Ese ídolo achaparrado, labrado en oro y envuelto en seda, era una imagen suya, y Selim lo arrancó de la cadena dorada que colgaba del cuello del sumo sacerdote de la máscara cuando murió.

¡Menos mal que los turcos limpiaron aquel valle espantoso con antorchas y acero purificadores! Visiones como las que esas amenazadoras montañas han contemplado pertenecen a la oscuridad y los abismos de eones perdidos. No, no es el temor a la cosa-sapo lo que me hace temblar en la noche. Está atrapada en el Infierno con su nauseabunda horda, libre sólo durante una hora en la noche más extraña del año, como he visto. Y de sus adoradores, nada queda.

Es la comprensión de que hubo un tiempo en que cosas semejantes se agazapaban como bestias sobre las almas de los hombres lo que trae el sudor frío a mi frente; y temo volver a hojear las páginas de la abominación de Von Junzt. ¡Pues ahora comprendo su repetida alusión a las llaves! ¡Sí! Las Llaves de las Puertas Exteriores, eslabones que nos unen con un pasado espantoso y, ¿quién sabe?, tal vez con esferas espantosas del presente. Y comprendo por qué el sobrino del posadero, acosado por las pesadillas, vio en su sueño la Piedra Negra como una torre en un ciclópeo castillo negro. Si los hombres excavasen alguna vez en aquellas montañas, podrían encontrar cosas increíbles bajo la capa de sus laderas, pues la cueva donde los turcos atraparon a la… cosa… no era realmente una cueva, y tiemblo al pensar en el gigantesco abismo de eones que debe extenderse entre esta época y el tiempo en que la tierra se agitó y levantó, como una ola, aquellas montañas azules que, al erigirse, envolvieron cosas impensables. ¡Que ningún hombre quiera extirpar jamás esa espantosa torre que los hombres llaman la Piedra Negra!

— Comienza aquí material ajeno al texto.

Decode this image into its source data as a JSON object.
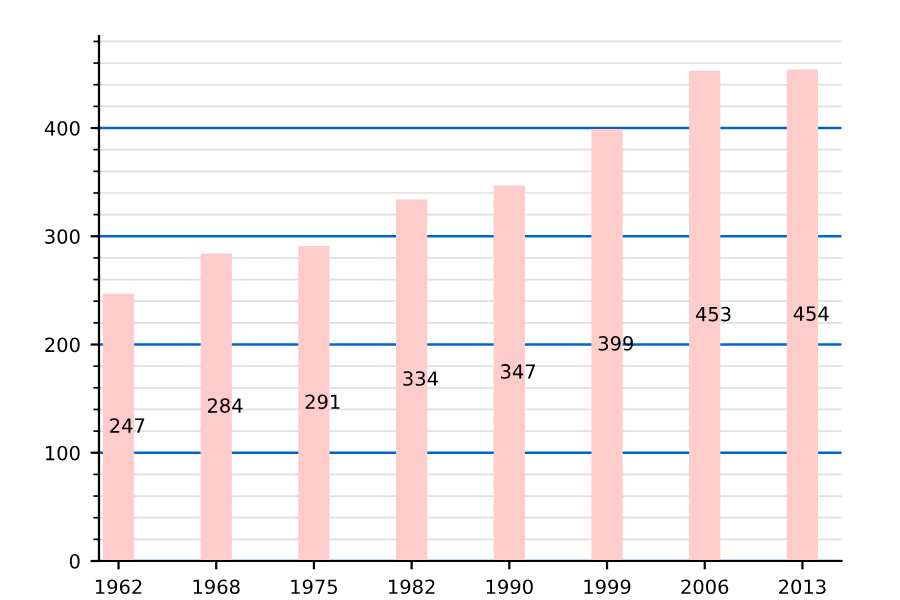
{
  "chart_data": {
    "type": "bar",
    "categories": [
      "1962",
      "1968",
      "1975",
      "1982",
      "1990",
      "1999",
      "2006",
      "2013"
    ],
    "values": [
      247,
      284,
      291,
      334,
      347,
      399,
      453,
      454
    ],
    "color": "#ffcccc",
    "ylim": [
      0,
      485
    ],
    "yticks": [
      0,
      100,
      200,
      300,
      400
    ],
    "grid": "y",
    "data_labels": true
  }
}
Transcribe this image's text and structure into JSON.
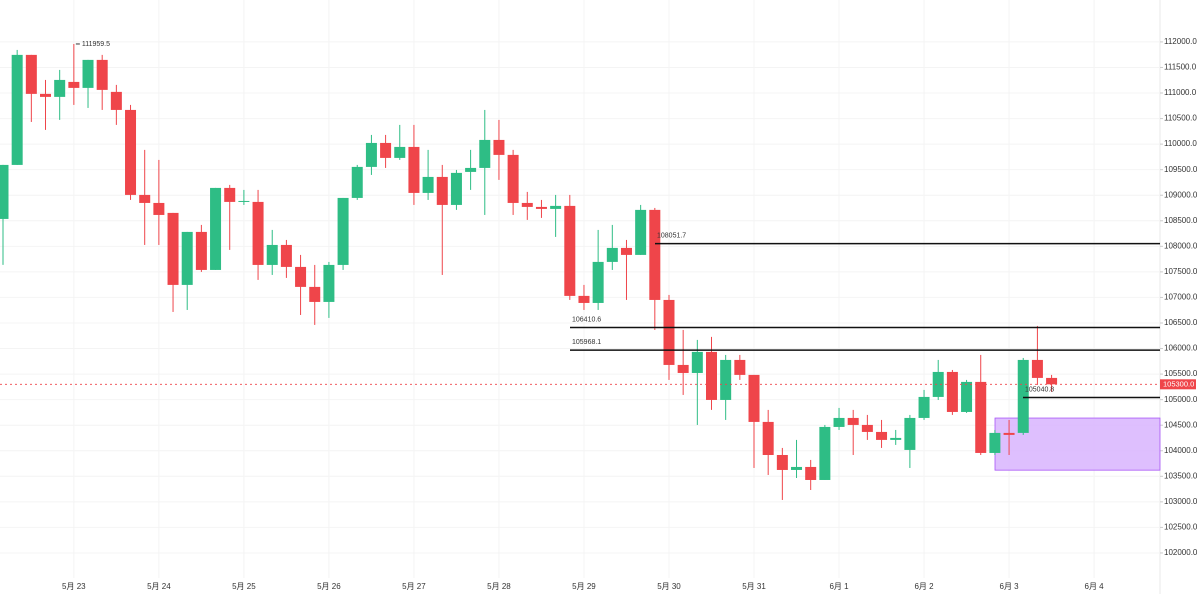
{
  "chart_data": {
    "type": "candlestick",
    "categories": [
      null,
      null,
      null,
      null,
      null,
      "5月 23",
      null,
      null,
      null,
      null,
      null,
      "5月 24",
      null,
      null,
      null,
      null,
      null,
      "5月 25",
      null,
      null,
      null,
      null,
      null,
      "5月 26",
      null,
      null,
      null,
      null,
      null,
      "5月 27",
      null,
      null,
      null,
      null,
      null,
      "5月 28",
      null,
      null,
      null,
      null,
      null,
      "5月 29",
      null,
      null,
      null,
      null,
      null,
      "5月 30",
      null,
      null,
      null,
      null,
      null,
      "5月 31",
      null,
      null,
      null,
      null,
      null,
      "6月 1",
      null,
      null,
      null,
      null,
      null,
      "6月 2",
      null,
      null,
      null,
      null,
      null,
      "6月 3",
      null,
      null,
      null,
      null,
      null,
      "6月 4"
    ],
    "open": [
      108536,
      109593,
      111746,
      110983,
      110924,
      111217,
      111100,
      111648,
      111022,
      110669,
      109006,
      108849,
      108654,
      107245,
      108282,
      107538,
      109143,
      108869,
      108869,
      107636,
      108027,
      107597,
      107206,
      106912,
      107636,
      108947,
      109554,
      110023,
      109730,
      109945,
      109045,
      109358,
      108810,
      109456,
      109534,
      110082,
      109789,
      108849,
      108771,
      108732,
      108791,
      107030,
      106892,
      107695,
      107969,
      107832,
      108713,
      106951,
      105679,
      105522,
      105934,
      104994,
      105777,
      105484,
      104564,
      103917,
      103624,
      103683,
      103428,
      104466,
      104642,
      104505,
      104368,
      104212,
      104016,
      104642,
      105053,
      105542,
      104759,
      105347,
      103957,
      104349,
      104349,
      105777,
      105425,
      null,
      null,
      null
    ],
    "high": [
      109593,
      111843,
      111746,
      111256,
      111452,
      111959.5,
      111648,
      111746,
      111159,
      110767,
      109887,
      109691,
      108654,
      108282,
      108419,
      109143,
      109202,
      109104,
      109104,
      108321,
      108125,
      107832,
      107636,
      107695,
      108947,
      109593,
      110180,
      110180,
      110376,
      110376,
      109887,
      109593,
      109495,
      109887,
      110669,
      110474,
      109887,
      109065,
      108908,
      109006,
      109006,
      107245,
      108321,
      108419,
      108125,
      108810,
      108751,
      107049,
      106364,
      106169,
      106227,
      105875,
      105875,
      105484,
      104799,
      104055,
      104212,
      103820,
      104505,
      104838,
      104799,
      104701,
      104603,
      104407,
      104701,
      105190,
      105777,
      105581,
      105386,
      105875,
      104407,
      104603,
      105816,
      106442,
      105484,
      null,
      null,
      null
    ],
    "low": [
      107636,
      109593,
      110434,
      110278,
      110474,
      110767,
      110708,
      110669,
      110376,
      108908,
      108027,
      108027,
      106716,
      106755,
      107499,
      107538,
      107930,
      108810,
      107343,
      107440,
      107382,
      106657,
      106462,
      106599,
      107538,
      108908,
      109397,
      109534,
      109691,
      108810,
      108908,
      107440,
      108713,
      109104,
      108614,
      109300,
      108614,
      108517,
      108556,
      108184,
      106951,
      106755,
      106755,
      107538,
      106951,
      107832,
      106364,
      105386,
      105092,
      104505,
      104799,
      104603,
      105386,
      103663,
      103526,
      103037,
      103467,
      103232,
      103428,
      104407,
      103917,
      104212,
      104055,
      104114,
      103663,
      104603,
      104994,
      104701,
      104740,
      103917,
      103917,
      103917,
      104310,
      105288,
      105151,
      null,
      null,
      null
    ],
    "close": [
      109593,
      111746,
      110983,
      110924,
      111256,
      111100,
      111648,
      111061,
      110669,
      109006,
      108849,
      108614,
      107245,
      108282,
      107538,
      109143,
      108869,
      108888,
      107636,
      108027,
      107597,
      107206,
      106912,
      107636,
      108947,
      109554,
      110023,
      109730,
      109945,
      109045,
      109358,
      108810,
      109437,
      109534,
      110082,
      109789,
      108849,
      108771,
      108732,
      108791,
      107030,
      106892,
      107695,
      107969,
      107832,
      108713,
      106951,
      105679,
      105522,
      105934,
      104994,
      105777,
      105484,
      104564,
      103917,
      103624,
      103683,
      103428,
      104466,
      104642,
      104505,
      104368,
      104212,
      104251,
      104642,
      105053,
      105542,
      104759,
      105347,
      103957,
      104349,
      104310,
      105777,
      105425,
      105300,
      null,
      null,
      null
    ],
    "up_color": "#2ebd85",
    "down_color": "#ef454a",
    "ylim": [
      101510,
      112820
    ],
    "yticks": [
      {
        "value": 102000,
        "label": "102000.0"
      },
      {
        "value": 102500,
        "label": "102500.0"
      },
      {
        "value": 103000,
        "label": "103000.0"
      },
      {
        "value": 103500,
        "label": "103500.0"
      },
      {
        "value": 104000,
        "label": "104000.0"
      },
      {
        "value": 104500,
        "label": "104500.0"
      },
      {
        "value": 105000,
        "label": "105000.0"
      },
      {
        "value": 105500,
        "label": "105500.0"
      },
      {
        "value": 106000,
        "label": "106000.0"
      },
      {
        "value": 106500,
        "label": "106500.0"
      },
      {
        "value": 107000,
        "label": "107000.0"
      },
      {
        "value": 107500,
        "label": "107500.0"
      },
      {
        "value": 108000,
        "label": "108000.0"
      },
      {
        "value": 108500,
        "label": "108500.0"
      },
      {
        "value": 109000,
        "label": "109000.0"
      },
      {
        "value": 109500,
        "label": "109500.0"
      },
      {
        "value": 110000,
        "label": "110000.0"
      },
      {
        "value": 110500,
        "label": "110500.0"
      },
      {
        "value": 111000,
        "label": "111000.0"
      },
      {
        "value": 111500,
        "label": "111500.0"
      },
      {
        "value": 112000,
        "label": "112000.0"
      }
    ],
    "grid": true,
    "levels": [
      108051.7,
      106410.6,
      105968.1,
      105040.8
    ],
    "high_marker": 111959.5,
    "last_price": {
      "value": 105300,
      "label": "105300.0"
    },
    "zone": [
      103620,
      104640
    ],
    "zone_color": "#d8b4fe"
  }
}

¡Una Llave! Sí, es una Llave, símbolo de un horror olvidado. Ese horror se ha esfumado en el limbo del que salió arrastrándose, aborreciblemente, en el amanecer negro del mundo. Pero ¿qué hay de las otras escalofriantes posibilidades apuntadas por Von Junzt? ¿Qué hay de la monstruosa mano que le arrancó la vida? Desde que leí lo que Selim Bahadur escribió, ya no dudo de nada de lo que aparece en el Libro Negro. El hombre no siempre ha sido el amo de la Tierra. ¿Lo es ahora? ¿Qué formas sin nombre pueden acechar en este mismo instante en los rincones oscuros del mundo?

Fin

Robert E. Howard. Escritor estadounidense nacido el 22 de enero de 1906 en Peaster, Texas, y fallecido el 11 de junio de 1936 en Cross Plains, localidad del mismo estado. Su nombre completo fue Robert Ervin Howard. Conocido especialmente por las historias de corte fantástico que publicó en la revista Weird Tales, también cultivó la temática histórica, como por ejemplo en Las puertas del imperio, una historia ambientada en la época de Saladino. La creación más importante de Howard fue, definitivamente, Conan, un héroe bárbaro que aparece en diversas historias situadas en una época ficticia denominada Era Hyboria o Primera Era (que empezaría tras el hundimiento de la Atlántida).

Tras el suicidio del autor en 1936 al conocer la inminente muerte de su madre han sido numerosos los autores que han continuado la labor de escribir acerca de este personaje, creando una mitología propia que se cuenta entre las más extensas de la fantasía heroica literaria. Conan ha sido adaptado en varias ocasiones al cine, así como a la televisión, el cómic, etc., convirtiéndose en uno de los iconos más significativos del siglo XX.